Migration procedure (manual lane)¶

Read the upstream changelog / migration guide; enumerate the breaking changes that touch our usage.
Open or confirm a tracking issue with scope + acceptance criteria; set its milestone per RELEASING.md (routine bumps → patch; a breaking migration that reshapes internals → minor, or folded into the related refactor).
Branch → bump the version → compile and catalogue every breakage first (don't fix blind — in #135 the phf_codegen break hid the pyo3 breaks behind it).
Migrate the call sites; keep edits mechanical and reviewable; introduce no unsafe (the crate forbids it).
Adopt, don't just bump. Migrate off every API the new version deprecates or tells you to replace — even if it still compiles — and never silence it with #[allow(deprecated)]. Then evaluate the version's new features and adopt those that benefit us, filing a follow-up issue when non-trivial. (criterion 0.8: migrate criterion::black_box → std::hint::black_box; its new throughput reporting was evaluated and deferred to a follow-up.)
Verify to the depth in the next section.
Check transitive impact: Cargo.lock, the abi3 / Python-version floor, MSRV, no new transitive unsafe.
Update CHANGELOG.md, and flag any output-affecting change explicitly (the 0.6.2 precedent).

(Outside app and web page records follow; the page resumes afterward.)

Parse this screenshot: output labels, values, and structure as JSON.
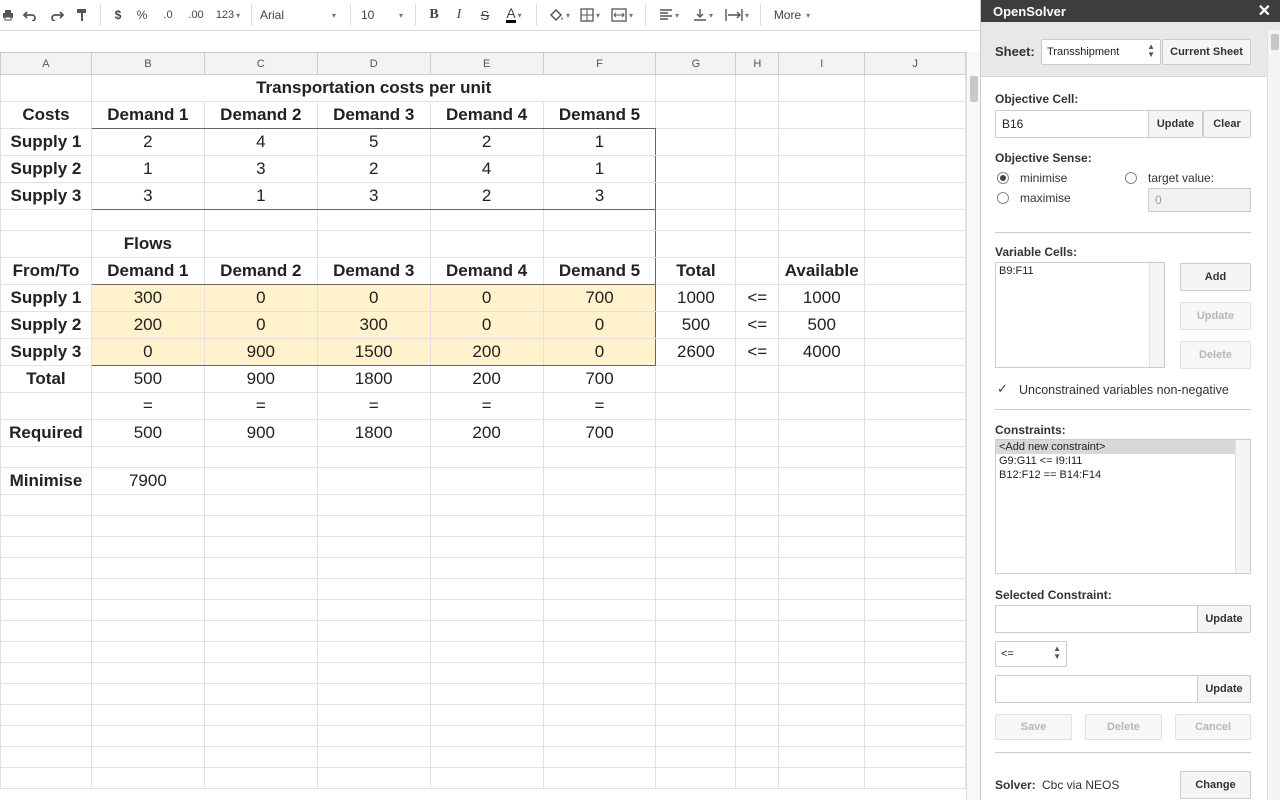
{
  "toolbar": {
    "currency": "$",
    "percent": "%",
    "decrease_decimals": ".0",
    "increase_decimals": ".00",
    "more_formats": "123",
    "font": "Arial",
    "font_size": "10",
    "bold": "B",
    "italic": "I",
    "strike": "S",
    "text_color": "A",
    "more": "More"
  },
  "columns": [
    "A",
    "B",
    "C",
    "D",
    "E",
    "F",
    "G",
    "H",
    "I",
    "J"
  ],
  "sheet": {
    "title": "Transportation costs per unit",
    "costs_label": "Costs",
    "demand_headers": [
      "Demand 1",
      "Demand 2",
      "Demand 3",
      "Demand 4",
      "Demand 5"
    ],
    "cost_rows": [
      {
        "label": "Supply 1",
        "values": [
          "2",
          "4",
          "5",
          "2",
          "1"
        ]
      },
      {
        "label": "Supply 2",
        "values": [
          "1",
          "3",
          "2",
          "4",
          "1"
        ]
      },
      {
        "label": "Supply 3",
        "values": [
          "3",
          "1",
          "3",
          "2",
          "3"
        ]
      }
    ],
    "flows_label": "Flows",
    "fromto_label": "From/To",
    "total_header": "Total",
    "available_header": "Available",
    "flow_rows": [
      {
        "label": "Supply 1",
        "values": [
          "300",
          "0",
          "0",
          "0",
          "700"
        ],
        "total": "1000",
        "op": "<=",
        "available": "1000"
      },
      {
        "label": "Supply 2",
        "values": [
          "200",
          "0",
          "300",
          "0",
          "0"
        ],
        "total": "500",
        "op": "<=",
        "available": "500"
      },
      {
        "label": "Supply 3",
        "values": [
          "0",
          "900",
          "1500",
          "200",
          "0"
        ],
        "total": "2600",
        "op": "<=",
        "available": "4000"
      }
    ],
    "total_label": "Total",
    "totals": [
      "500",
      "900",
      "1800",
      "200",
      "700"
    ],
    "equals": [
      "=",
      "=",
      "=",
      "=",
      "="
    ],
    "required_label": "Required",
    "required": [
      "500",
      "900",
      "1800",
      "200",
      "700"
    ],
    "minimise_label": "Minimise",
    "minimise_value": "7900"
  },
  "panel": {
    "title": "OpenSolver",
    "close": "✕",
    "sheet_label": "Sheet:",
    "sheet_value": "Transshipment",
    "current_sheet": "Current Sheet",
    "objective_cell_label": "Objective Cell:",
    "objective_cell_value": "B16",
    "update": "Update",
    "clear": "Clear",
    "objective_sense_label": "Objective Sense:",
    "minimise": "minimise",
    "maximise": "maximise",
    "target_value": "target value:",
    "target_placeholder": "0",
    "variable_cells_label": "Variable Cells:",
    "variable_cells": [
      "B9:F11"
    ],
    "add": "Add",
    "delete": "Delete",
    "nonneg_label": "Unconstrained variables non-negative",
    "nonneg_checked": "✓",
    "constraints_label": "Constraints:",
    "constraints": [
      "<Add new constraint>",
      "G9:G11 <= I9:I11",
      "B12:F12 == B14:F14"
    ],
    "selected_constraint_label": "Selected Constraint:",
    "relation": "<=",
    "save": "Save",
    "cancel": "Cancel",
    "solver_label": "Solver:",
    "solver_value": "Cbc via NEOS",
    "change": "Change"
  }
}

Verification depth — scaled to blast radius¶

Per-PR CI runs Tier 1 (fast, deterministic). The manual lane adds targeted depth by what the dependency touches:

Dependency touches	Add to verification
Build / codegen (phf, phf_codegen)	`build.rs` compile-time assertions + full Rust suite
PyO3 boundary (pyo3)	full Python suite + a built abi3 wheel + a cross-Python-version smoke
Core transform data / algorithms	run Tier 3 exhaustive / formal locally
Dev-only (criterion, proptest)	build + the bench/test that uses it; no shipped-artifact check

Tier 3 is the comprehensive net at release. The exhaustive (#[ignore]) and formal (@pytest.mark.formal) tiers are run as pre-release verification (see CLAUDE.md), so an auto-merged dependency that is green-but-behaviourally-subtle is still caught before it ships — backed further by the soak window and, as a last resort, the bad-release yank policy in RELEASING.md.

Per-ecosystem¶

The same policy applies across all three Dependabot ecosystems (and, at 0.8, each language binding's registry):

cargo — keeps Cargo.lock fresh for RustSec advisory scanning.
uv (Python dev/docs/test/bench extras) — the package itself has no runtime deps.
github-actions — third-party actions are SHA-pinned; Dependabot bumps the pins.

Configuration lives in .github/dependabot.yml (cooldown + minor/patch grouping; majors are never grouped, so each opens its own PR) and the auto-merge workflow above.